PC-Engine said:
one said:
PC-Engine said:
MechanizedDeath said:
onanie said:
PC-Engine said:
http://www.stor-age.com/dongtai/jishu/htm2005/05063022A2MX.asp
Sony VP of Optical disc department and head of optical research department said SL is their main focus now. There are still problems with the DL. Therefore, due to the cost, they have no plan or date on the volume production for the DL.
So you read chinese? The problem the article appears to be referring to is in achieving DL in BD-R/RE discs (the writable/rewritable).
Is that the translation? I figured PC-E was off with that claim. Both BRD and HD-DVD backers have spent all this time hyping capacity and multi-layer potential that it would see really silly for Sony to suddenly back off that and make a claim that they are focusing on SL.
PC-E: Well? What other excuses are there now? PEACE.
Where was I off?
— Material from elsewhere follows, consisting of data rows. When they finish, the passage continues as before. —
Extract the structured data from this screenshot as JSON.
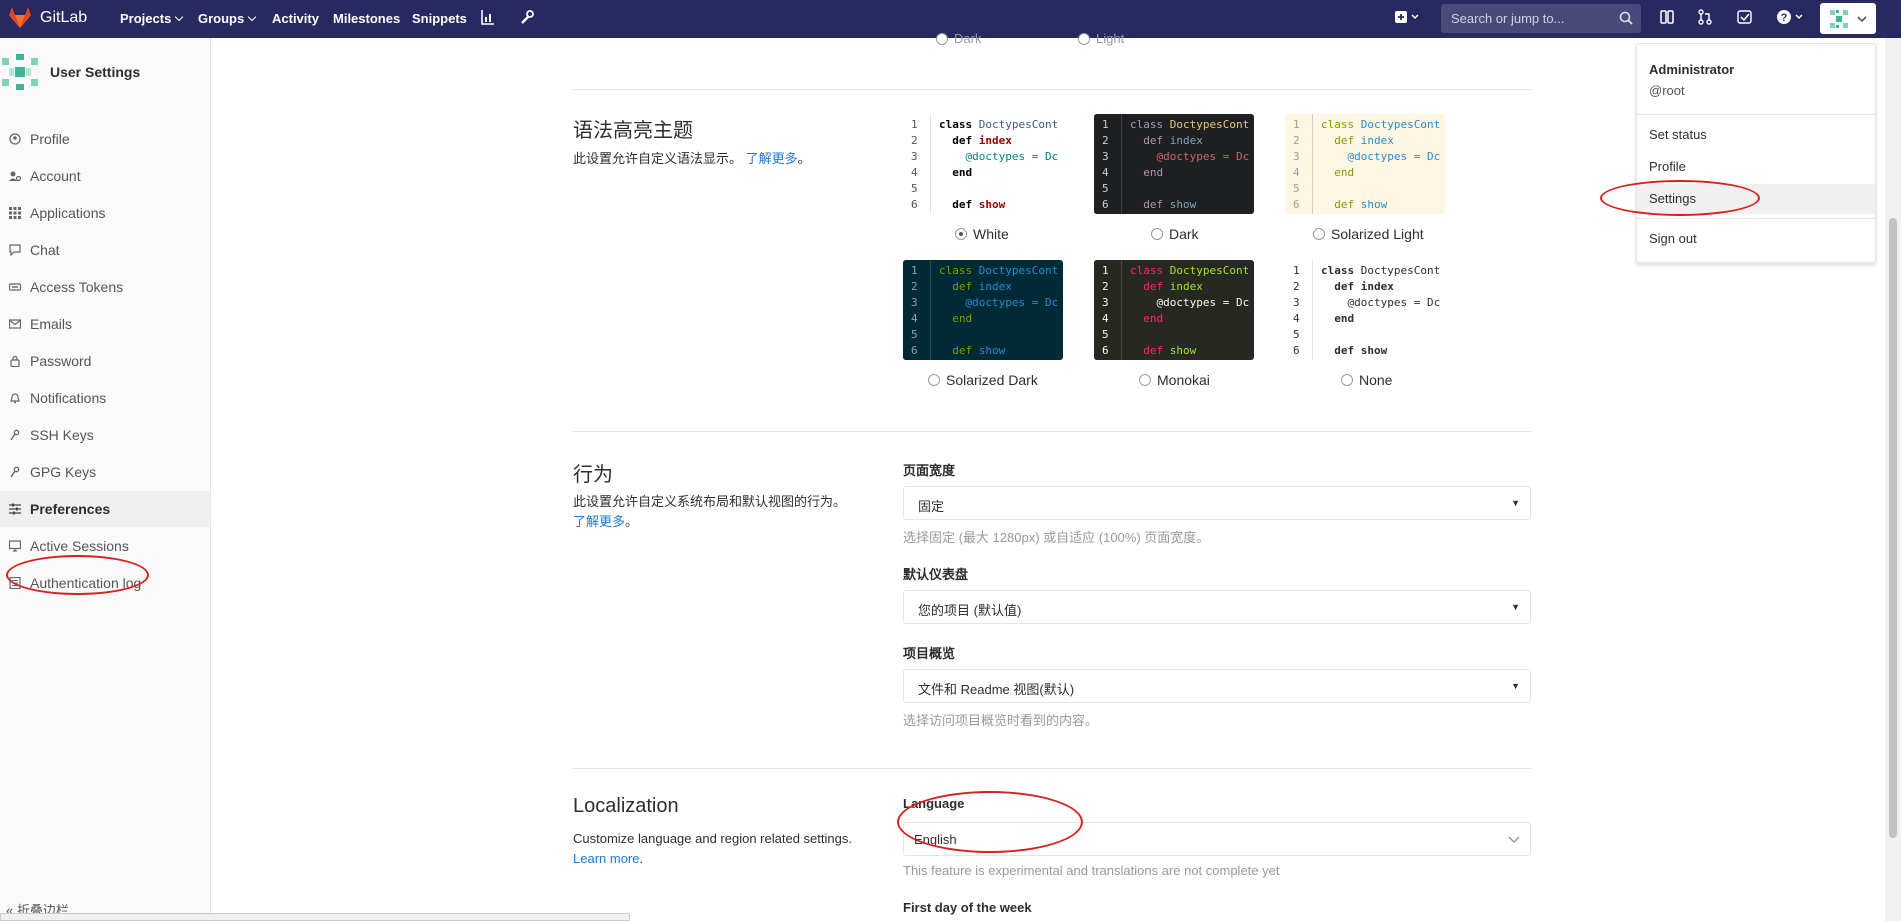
{
  "navbar": {
    "brand": "GitLab",
    "items": [
      "Projects",
      "Groups",
      "Activity",
      "Milestones",
      "Snippets"
    ],
    "search_placeholder": "Search or jump to..."
  },
  "sidebar": {
    "title": "User Settings",
    "items": [
      {
        "label": "Profile",
        "icon": "user-icon"
      },
      {
        "label": "Account",
        "icon": "account-icon"
      },
      {
        "label": "Applications",
        "icon": "grid-icon"
      },
      {
        "label": "Chat",
        "icon": "chat-icon"
      },
      {
        "label": "Access Tokens",
        "icon": "token-icon"
      },
      {
        "label": "Emails",
        "icon": "mail-icon"
      },
      {
        "label": "Password",
        "icon": "lock-icon"
      },
      {
        "label": "Notifications",
        "icon": "bell-icon"
      },
      {
        "label": "SSH Keys",
        "icon": "key-icon"
      },
      {
        "label": "GPG Keys",
        "icon": "key-icon"
      },
      {
        "label": "Preferences",
        "icon": "preferences-icon"
      },
      {
        "label": "Active Sessions",
        "icon": "monitor-icon"
      },
      {
        "label": "Authentication log",
        "icon": "log-icon"
      }
    ],
    "collapse_label": "折叠边栏"
  },
  "top_partial": {
    "dark": "Dark",
    "light": "Light"
  },
  "syntax": {
    "title": "语法高亮主题",
    "desc": "此设置允许自定义语法显示。",
    "learn_more": "了解更多",
    "period": "。",
    "code_lines": [
      "class DoctypesCont",
      "  def index",
      "    @doctypes = Dc",
      "  end",
      "",
      "  def show"
    ],
    "themes": [
      {
        "label": "White",
        "selected": true
      },
      {
        "label": "Dark",
        "selected": false
      },
      {
        "label": "Solarized Light",
        "selected": false
      },
      {
        "label": "Solarized Dark",
        "selected": false
      },
      {
        "label": "Monokai",
        "selected": false
      },
      {
        "label": "None",
        "selected": false
      }
    ]
  },
  "behavior": {
    "title": "行为",
    "desc": "此设置允许自定义系统布局和默认视图的行为。",
    "learn_more": "了解更多",
    "period": "。",
    "layout_label": "页面宽度",
    "layout_value": "固定",
    "layout_help": "选择固定 (最大 1280px) 或自适应 (100%) 页面宽度。",
    "dashboard_label": "默认仪表盘",
    "dashboard_value": "您的项目 (默认值)",
    "overview_label": "项目概览",
    "overview_value": "文件和 Readme 视图(默认)",
    "overview_help": "选择访问项目概览时看到的内容。"
  },
  "localization": {
    "title": "Localization",
    "desc": "Customize language and region related settings.",
    "learn_more": "Learn more",
    "period": ".",
    "language_label": "Language",
    "language_value": "English",
    "language_help": "This feature is experimental and translations are not complete yet",
    "first_day_label": "First day of the week"
  },
  "user_dropdown": {
    "name": "Administrator",
    "username": "@root",
    "items": [
      "Set status",
      "Profile",
      "Settings",
      "Sign out"
    ]
  },
  "colors": {
    "navbar": "#292961",
    "link": "#1f78d1",
    "annotation": "#d92020"
  }
}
It clearly says SONY is basicallly putting the 50GB DL BRDs on the back burner.
You are off because the gist of the Chinese article you quoted is:
+ They are discussing the plan to increase the size of a single layer from 25GB to 30GB (or even 33/35GB)
+ They start from BD-R/RE, unlike in DVD (from DVD-ROM to DVD-R), and a BD-R/RE disc is harder to manufacture than BD-ROM
+ Sony has no date for the mass production of DL BD-R yet, while Matsushita is already beginning the mass production of DL BD-RE.
And after all is said and done DL is put on the back burner because it's too difficult and expensive. Doesn't matter if Panasonic is going forward with it if it cost $50 a disc.
Funny how you keep hearing about future 4L and 8L BRDs when they can't even make DL BRDs cheaply and are forced to 30GB SL BRDs.
No. Why are you throwing FUD at Blue Ray ?
The article clearly mentions that:
(i) 2L BR-RE (50Gb) has been produced by Matsushita today. The article does not mention US$50 a disc. In any case, the price will drop once there is volume.
(ii) In the second paragraph, the 2 interviewees mentioned that BD-RE *can* be manufactured cheaply. They also indicated that outsiders speculated that BR are expensive to manufacture because they are not privy to the outcomes of the BDA internal discussions.
(iii) The 2 interviewees mentioned that their focus is to *optimize* the single layer specs. Producing 30Gb is no problem, but going beyond 30Gb per layer will poise some unspecified challenges.
(iv) Why single layer ? In spirit and essence, they feel that the proper single layer "specs" will preserve the long term investment of the blue ray industry, especially from consumer perspective. e.g., Once a consumer buy a 1st gen BR disks, it'd be "wrong" to force them to upgrade to a 2nd gen BR disk. They believe that once they optimize the 1L BR-RE (in terms of manufacturing investments, and BR performances), making multi-layer disks can come naturally (so Matushita's 50Gb 2L disk may be obsoleted).
(v) it seems that they have time to think through this properly. Their focus is on products that will be launched at next year's FIFA and 2008 Olympics. They cited that the early DVD discs can achieve 5 Gb, and then later dropped to 4.7Gb and it has stayed there ever since.
Note that the 2 interviewees are from the R&D department. The BR marketing team may have different priorities as usual 8^). In fact, the interviewer added that since HD DVD will achieve 30 Gb using 2 layers, he hopes/expects Sony can do a 1 layer > 30 Gb disc to leap frog.